Duque was in Washington Wednesday where he met with President Donald Trump to talk about efforts to drive Venezuelan President Nicolas Maduro from power.
Trump said Venezuela is “in turmoil. People are being treated so badly. I’m not happy about it.”
Trump said he is looking “at all options,” but gave no details. He has said is not ruling out military intervention, but has yet to say under what conditions he would send in U.S. forces.
Monday speech in Miami
The White House said late Wednesday Trump will speak about Venezuela at Florida International University in Miami on Monday. The school is in a neighborhood that has the largest concentration of Venezuelans in the United States.
The U.S., Canada and about 50 other countries from Latin America and Europe recognize opposition leader Juan Guaido as Venezuela’s president.
Support for Guaido
Guaido leads the National Assembly and used the constitution to declare Maduro’s government illegitimate because of a fraudulent election and declared himself interim president.
Trump called Guaido “very brave,” adding, “I think it’s going to work out” with Maduro’s ouster.
Duque said, “We need to give (Guaido) even stronger support to lead Venezuela.”
Trump said Maduro’s refusal to let humanitarian aid, mostly supplied by the U.S., from crossing the Colombian border into Venezuela is “showing bad faith. There are people starving.”
Duque said, “Obstruction of humanitarian aid is a crime against humanity.”

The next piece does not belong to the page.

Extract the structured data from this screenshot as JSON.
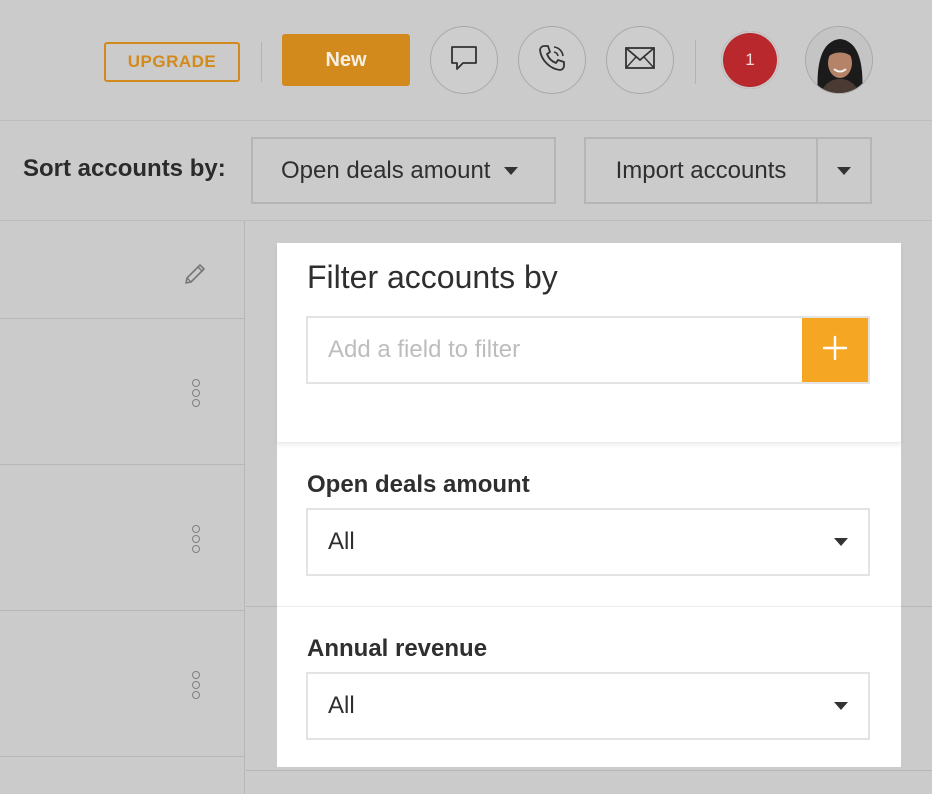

Colombia has taken in the vast majority of the more than 2 million Venezuelans fleeing the chaos, poverty and political violence in their homeland. But the humanitarian aid has been blocked, with Maduro contending that to let it in would lead to a U.S. military invasion.
Guaido said he is “sure that the humanitarian aid will enter” Feb. 23. “We have almost 300,000 Venezuelans who will die if the aid doesn’t enter.”

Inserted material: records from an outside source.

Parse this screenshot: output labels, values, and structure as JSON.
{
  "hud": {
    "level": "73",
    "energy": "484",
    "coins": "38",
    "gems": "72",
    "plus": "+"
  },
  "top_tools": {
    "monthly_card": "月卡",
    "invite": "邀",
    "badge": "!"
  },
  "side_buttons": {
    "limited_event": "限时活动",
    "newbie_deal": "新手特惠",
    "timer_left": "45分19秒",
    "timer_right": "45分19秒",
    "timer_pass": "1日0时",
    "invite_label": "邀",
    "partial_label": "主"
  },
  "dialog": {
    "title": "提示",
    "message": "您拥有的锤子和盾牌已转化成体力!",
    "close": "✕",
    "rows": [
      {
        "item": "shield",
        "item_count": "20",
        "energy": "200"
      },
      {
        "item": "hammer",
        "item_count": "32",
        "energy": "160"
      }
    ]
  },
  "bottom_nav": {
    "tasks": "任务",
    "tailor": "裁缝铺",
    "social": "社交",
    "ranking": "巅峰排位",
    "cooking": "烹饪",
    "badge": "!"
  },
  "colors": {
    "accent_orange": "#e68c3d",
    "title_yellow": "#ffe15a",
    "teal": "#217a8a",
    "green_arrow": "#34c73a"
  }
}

While Trump has refused to rule out a U.S. military intervention in Venezuela, Congressman Eliot Engel, the Democratic chairman of the House Foreign Affairs Committee, said at the outset of a congressional hearing that lawmakers would not support it.
‘Not an option’
“I do worry about the president’s saber rattling, his hints that U.S. military intervention remains an option,” Engel said Wednesday. “I want to make clear to our witnesses and to anyone else watching: U.S. military intervention is not an option.”

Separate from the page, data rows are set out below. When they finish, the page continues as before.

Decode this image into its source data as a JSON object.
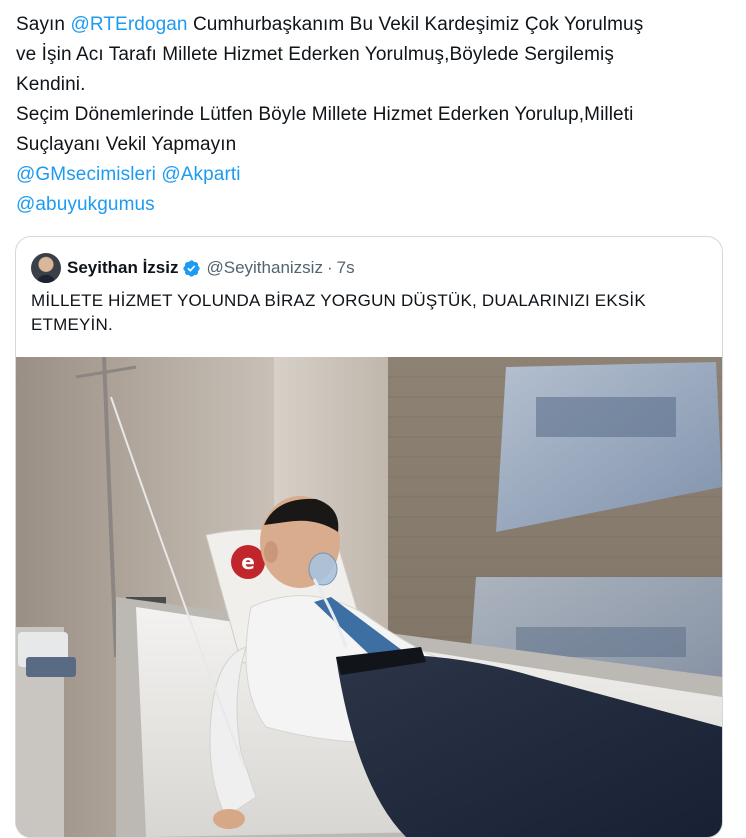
{
  "tweet": {
    "line1_prefix": "Sayın ",
    "line1_mention": "@RTErdogan",
    "line1_suffix": " Cumhurbaşkanım Bu Vekil Kardeşimiz Çok Yorulmuş",
    "line2": "ve İşin Acı Tarafı Millete Hizmet Ederken Yorulmuş,Böylede Sergilemiş",
    "line3": "Kendini.",
    "line4": "Seçim Dönemlerinde Lütfen Böyle Millete Hizmet Ederken Yorulup,Milleti",
    "line5": "Suçlayanı Vekil Yapmayın",
    "mentions_line1": [
      "@GMsecimisleri",
      "@Akparti"
    ],
    "mentions_line2": "@abuyukgumus"
  },
  "quoted_tweet": {
    "author_name": "Seyithan İzsiz",
    "handle": "@Seyithanizsiz",
    "separator": "·",
    "time": "7s",
    "text_line1": "MİLLETE HİZMET YOLUNDA BİRAZ YORGUN DÜŞTÜK, DUALARINIZI EKSİK",
    "text_line2": "ETMEYİN.",
    "verified_icon": "verified-badge-icon",
    "photo_logo_letter": "e"
  },
  "colors": {
    "link": "#1d9bf0",
    "text": "#0f1419",
    "secondary": "#536471",
    "border": "#cfd9de",
    "verified": "#1d9bf0"
  }
}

Engel said he appreciates the need for sanctions against the Venezuelan state oil company. But he warned that the White House “must think through the potential repercussions that these sanctions could have on the Venezuelan people if Maduro does not leave office in the coming weeks.”
Elliott Abrams, the Trump administration’s special representative for Venezuela, said U.S. sanctions against the South American nation’s gold, financial and oil markets have “created enormous pressure on Maduro and his band of thieves. We’ve frozen bank accounts, we have revoked visas of those who benefit from their corruption and complicity.”